Controlled Vocabularies

Controlled Vocabulary

Use a Controlled Vocabulary

Takes the Guess Work out of Searching
A controlled vocabulary makes a database easier to search. Since we have many different ways of describing concepts, drawing all of these terms together under a single word or phrase in a database makes searching the database more efficient as it eliminates guess work. However, arriving at this efficiency requires consistency on the part of the individual indexing the database and the use of pre-determined terms.

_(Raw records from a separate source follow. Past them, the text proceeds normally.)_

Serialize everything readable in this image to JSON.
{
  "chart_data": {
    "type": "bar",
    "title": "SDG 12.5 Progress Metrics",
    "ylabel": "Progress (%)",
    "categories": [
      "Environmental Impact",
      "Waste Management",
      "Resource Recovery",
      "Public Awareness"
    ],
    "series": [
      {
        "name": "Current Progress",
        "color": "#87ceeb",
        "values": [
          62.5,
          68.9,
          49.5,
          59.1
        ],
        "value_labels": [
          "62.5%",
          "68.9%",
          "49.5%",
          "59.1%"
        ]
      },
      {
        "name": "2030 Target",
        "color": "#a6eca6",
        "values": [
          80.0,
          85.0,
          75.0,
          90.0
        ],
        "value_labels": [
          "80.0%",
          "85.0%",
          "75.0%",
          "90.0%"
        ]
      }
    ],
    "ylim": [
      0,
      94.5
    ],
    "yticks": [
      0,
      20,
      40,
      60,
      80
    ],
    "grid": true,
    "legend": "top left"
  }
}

A controlled vocabulary is a list standardized terms used by Librarians to describe the content of a source material. Also known as subject headings, subject terms, thesaurus terms, or descriptors – they are the official indexing terms used in a Library by catalogers and database indexers to describe each concept so that all items on the same topic have the same subject heading or descriptor.

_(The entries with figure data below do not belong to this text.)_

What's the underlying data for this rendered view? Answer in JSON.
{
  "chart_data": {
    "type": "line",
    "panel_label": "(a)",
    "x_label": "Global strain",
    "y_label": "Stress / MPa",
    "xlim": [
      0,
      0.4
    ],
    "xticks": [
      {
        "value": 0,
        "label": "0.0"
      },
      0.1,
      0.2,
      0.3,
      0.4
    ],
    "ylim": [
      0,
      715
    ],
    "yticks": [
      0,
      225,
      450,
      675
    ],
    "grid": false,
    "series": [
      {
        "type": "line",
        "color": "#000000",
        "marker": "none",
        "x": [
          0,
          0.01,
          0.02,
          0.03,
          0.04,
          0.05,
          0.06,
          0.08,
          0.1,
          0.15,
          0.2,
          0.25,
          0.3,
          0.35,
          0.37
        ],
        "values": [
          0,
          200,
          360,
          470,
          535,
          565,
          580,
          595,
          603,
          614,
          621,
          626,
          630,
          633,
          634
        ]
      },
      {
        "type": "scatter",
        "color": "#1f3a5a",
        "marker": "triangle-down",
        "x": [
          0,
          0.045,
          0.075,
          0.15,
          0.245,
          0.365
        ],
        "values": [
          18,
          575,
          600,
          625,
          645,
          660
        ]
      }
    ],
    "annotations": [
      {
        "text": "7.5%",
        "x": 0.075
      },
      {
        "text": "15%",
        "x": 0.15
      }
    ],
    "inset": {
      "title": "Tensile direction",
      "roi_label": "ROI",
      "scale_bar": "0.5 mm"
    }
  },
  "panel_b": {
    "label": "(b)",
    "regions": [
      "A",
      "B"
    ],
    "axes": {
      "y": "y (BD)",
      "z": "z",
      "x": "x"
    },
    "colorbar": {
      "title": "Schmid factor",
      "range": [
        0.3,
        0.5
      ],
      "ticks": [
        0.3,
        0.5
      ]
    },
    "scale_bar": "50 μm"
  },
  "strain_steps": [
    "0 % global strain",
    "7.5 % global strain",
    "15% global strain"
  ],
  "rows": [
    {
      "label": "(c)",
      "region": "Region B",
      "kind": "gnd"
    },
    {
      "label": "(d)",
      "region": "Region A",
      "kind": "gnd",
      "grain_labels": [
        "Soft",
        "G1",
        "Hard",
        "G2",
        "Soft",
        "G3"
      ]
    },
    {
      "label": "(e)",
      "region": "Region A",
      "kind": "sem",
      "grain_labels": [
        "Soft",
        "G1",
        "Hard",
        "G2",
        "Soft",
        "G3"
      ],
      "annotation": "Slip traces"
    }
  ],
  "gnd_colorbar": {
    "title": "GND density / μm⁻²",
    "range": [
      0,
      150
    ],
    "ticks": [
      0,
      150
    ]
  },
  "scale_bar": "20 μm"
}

The benefit of subject headings in our library databases is that they allow you to easily identify more sources on similar topics, just by entering the terms.

Do all databases use controlled vocabularies?

While all academic libraries use subject headings in their cataloging (the controlled vocabulary known as the Library of Congress Subject Headings), not all individual databases do. Those that do typically have a subject field listed in the advanced search options.  They may also link to their vocabulary list (look for a link to "subjects" or "thesaurus" within the database).

Why use a Controlled Vocabulary?

Conducting a search in a database that uses controlled vocabulary or indexing terms is efficient and precise. The biggest advantage to controlled vocabulary is that once you do find the correct term, most of the information you need is grouped together in one place, saving you the time of having to search under all of the other synonyms for that term.

Most academic database search algorithms are created by librarians and are set up using controlled vocabularies. This is because materials are cataloged and indexed by librarians and they follow a standard so materials can be searched for efficiently.

 

Finding a Balance: Controlled Vocabulary or Free Text

It is difficult to say whether controlled vocabulary or Free Text systems give the best retrieval performance. Free Text or Natural Language systems often provide more results in a shorter time span because you are searching all the fields of a given database (the Google search engine is a form of free text search). Such searches work well for very specific searches, however, when a topic is older or broader in scope, you likely will retrieve many irrelevant hits. You also may miss some records relevant to your search because you didn't choose the proper search term. As with a web search, searching a database requires striking a balance between preciseness and generating enough hits to make the search successful.

In contrast to “free text” searching, controlled vocabularies organize the information in a database. You can click on a heading to see all the other items that have the same heading. You can also combine the terms in a new search to find items on that topic.

Your search results will be more focused and more relevant, since you will be searching directly in the subject or descriptor field.

Subject Terms:

  • Environment soil
  • Soil Pollution
  • Soil Microbiology
  • Soil erosion

 

Stop Words
In many online databases you should keep in mind that there are certain words that are ignored. These are called "Stop Words." Common stop words are words such as 'the', 'a', 'an', 'this', and 'that'. While stop words may provide some useful content in Natural Language Processing; most keyword based algorithms do not use grammars to analyze user input, so this content is not used effectively.